# Hair algae



## Karen H (20 Nov 2013)

Hi I am having trouble with hair algae it is growing quick than my shrimp can eat it . It makes the tank look dirty and things get trapped in it

Substrate aqua grow nutra soil
64l tank
Fluval U2 filter
Led lighting
Plants that are growing well .
Water wisteria ,
Anubias,
Cabomba caoliniana,
Cryptocoryne wendtill green
Moss ball,
Taxiphyllum sp spiky
Stock
1 betta
15 neon tetras
2 otoclinclus 
4 shrimp


----------



## Michael W (20 Nov 2013)

James' Planted Tank - Algae Guide

The link identifies that hair algae is the cause of low CO2 and low nutrients which basically to me means that your lighting level is too high or photoperiod is too long. High light/long photo period will drive plants the need of CO2 and nutrients higher. By lowering the lighting levels the plants will not need as much CO2 and nutrients while still able to grow nice and healthy albeit slower. Healthy plants = no visible algae, not because they can out compete algae, but they won't attract algae as  they are not weak. 

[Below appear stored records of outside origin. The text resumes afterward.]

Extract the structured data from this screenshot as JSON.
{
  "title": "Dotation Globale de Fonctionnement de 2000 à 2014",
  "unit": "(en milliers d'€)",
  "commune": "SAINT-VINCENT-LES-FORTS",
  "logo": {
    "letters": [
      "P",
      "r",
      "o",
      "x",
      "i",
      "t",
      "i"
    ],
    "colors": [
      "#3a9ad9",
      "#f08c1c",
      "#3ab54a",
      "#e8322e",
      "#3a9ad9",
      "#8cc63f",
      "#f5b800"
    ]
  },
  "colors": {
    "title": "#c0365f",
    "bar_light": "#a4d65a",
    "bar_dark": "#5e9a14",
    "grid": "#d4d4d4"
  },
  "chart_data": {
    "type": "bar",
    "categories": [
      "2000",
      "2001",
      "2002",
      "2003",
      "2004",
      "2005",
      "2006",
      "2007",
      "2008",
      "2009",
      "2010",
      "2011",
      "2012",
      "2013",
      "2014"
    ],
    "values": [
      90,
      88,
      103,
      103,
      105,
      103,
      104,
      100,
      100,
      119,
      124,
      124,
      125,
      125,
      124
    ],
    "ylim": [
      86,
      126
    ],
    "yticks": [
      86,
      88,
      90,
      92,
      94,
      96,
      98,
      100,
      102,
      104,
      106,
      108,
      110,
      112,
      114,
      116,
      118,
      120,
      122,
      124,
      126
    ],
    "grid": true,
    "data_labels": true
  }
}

Having a nice flow in the tank will help to deliver available CO2 and nutrients thats already in the tank to the plants, its usually recommended that you have 10x the flow of your tank.


----------



## Karen H (21 Nov 2013)

Thanks , so if I added some floating plants would that help reduce to light levels?


----------



## Michael W (22 Nov 2013)

Adding floating plants and manually removing the algae with a clean toothbrush will be what your wanting to do for now.


----------